Таким образом, равенства не существует: власть должна находиться в руках лиц, «наиболее способных вести общество к счастью»[51]. Государь – «движущая сила»[52], увлекающая государство к намеченной цели. Для этого государь должен пользоваться значительной властью, так как из всех причин, влияющих на намерения людей, «наиболее заметно влияет правительство»[53]. Разве мы не видим, как оно изменяет «и природу, и самый климат»? Впрочем, правительство вдохновляется общественным мнением[54]. Последнее намечает путь, по которому правительство, благодаря присущей ему импульсивности, увлекает потом весь народ.
Общественное мнение, сильное правительство, руководимое им, и, наконец, послушный народ, позволяющий руководить собою, так как он знает, что ему выберут кратчайший путь к счастью, – вот вся политическая система Гольбаха. Философы зажигают светоч, который указывает путь человечеству, правители несут этот светоч перед народами. Работая для нации, они вместе с тем работают на самих себя. Распространяя, например, просвещение, они тем самым обеспечивают себе «деятельных, преданных и рассудительных» подданных[55].
Если мы хотим найти народ счастливый, благодаря учреждениям, в которых политика тесно связана с моралью, народ, государственный строй которого вполне соответствует только что начертанному идеалу и заслуживает подражания европейских правительств, нужно отправиться в Китай[56]. Там мы найдем образец, архетип. Неужели после этого, нельзя еще утверждать, что Гольбах написал кодекс просвещенного деспотизма?
III. ФИЗИОКРАТЫ
В физиократах обыкновенно видят предшественников современных экономистов; и это не совсем ошибочно, потому что главнейшие из них находились в сношениях с Адамом Смитом и пустили в оборот знаменитую формулу: Laissez faire, laissez passer. Но теории физиократов принадлежат политической науке во всяком случае не менее, чем науке экономической. Когда Дюпон де Немур, последний по времени представитель школы, заметит, что Ж.-Б. Сэй ограничивает, даже строже Адама Смита, содержание политической экономии изучением богатства народов, он будет протестовать во имя своих учителей. Политическая экономия, скажет он, «есть наука о естественном праве, в должном приложении его к цивилизованным обществам». Или политическая экономия – «наука о просвещенной справедливости во всех социальных отношениях, как внутренних, так и внешних»[57]. Точно так же понимали эту науку Кене (одно из главных произведений которого – Трактат о естественном праве), Мерсье де ла Ривьер и Бодо.
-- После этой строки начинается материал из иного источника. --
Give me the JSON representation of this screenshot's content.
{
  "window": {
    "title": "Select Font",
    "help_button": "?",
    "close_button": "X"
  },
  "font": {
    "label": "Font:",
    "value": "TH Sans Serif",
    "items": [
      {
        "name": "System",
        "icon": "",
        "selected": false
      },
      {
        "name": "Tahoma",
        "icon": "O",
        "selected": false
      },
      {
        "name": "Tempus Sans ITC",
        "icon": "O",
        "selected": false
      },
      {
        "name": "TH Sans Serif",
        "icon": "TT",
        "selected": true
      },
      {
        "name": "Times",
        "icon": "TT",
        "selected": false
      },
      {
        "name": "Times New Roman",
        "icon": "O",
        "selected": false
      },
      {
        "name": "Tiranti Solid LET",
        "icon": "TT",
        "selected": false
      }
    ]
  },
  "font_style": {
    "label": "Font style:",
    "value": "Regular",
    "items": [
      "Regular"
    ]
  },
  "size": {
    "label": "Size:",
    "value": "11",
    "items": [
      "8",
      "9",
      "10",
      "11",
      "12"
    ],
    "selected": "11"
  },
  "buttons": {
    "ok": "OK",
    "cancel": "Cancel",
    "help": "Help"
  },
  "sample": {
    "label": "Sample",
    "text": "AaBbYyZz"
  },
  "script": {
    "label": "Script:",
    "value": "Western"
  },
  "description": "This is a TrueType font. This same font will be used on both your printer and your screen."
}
В то время, как большинство их современников примыкает к Монтескье или Руссо, критикуя вместе с первым деспотизм и восхваляя умеренное правление или отстаивая вместе со вторым, теорию договора и народного верховенства, физиократы нападают и на Руссо и на Монтескье.
51
Ibid. (Т. II. C. 6 и 20): «Править значит поддерживать, покровительствовать и вести общество к счастью».
57
Dupont de Nemours. Correspondance avec J.-B. Say (y Guillaumin’a, в Collection des principaux Economistes. T. II. 4. 1-я. C. 397).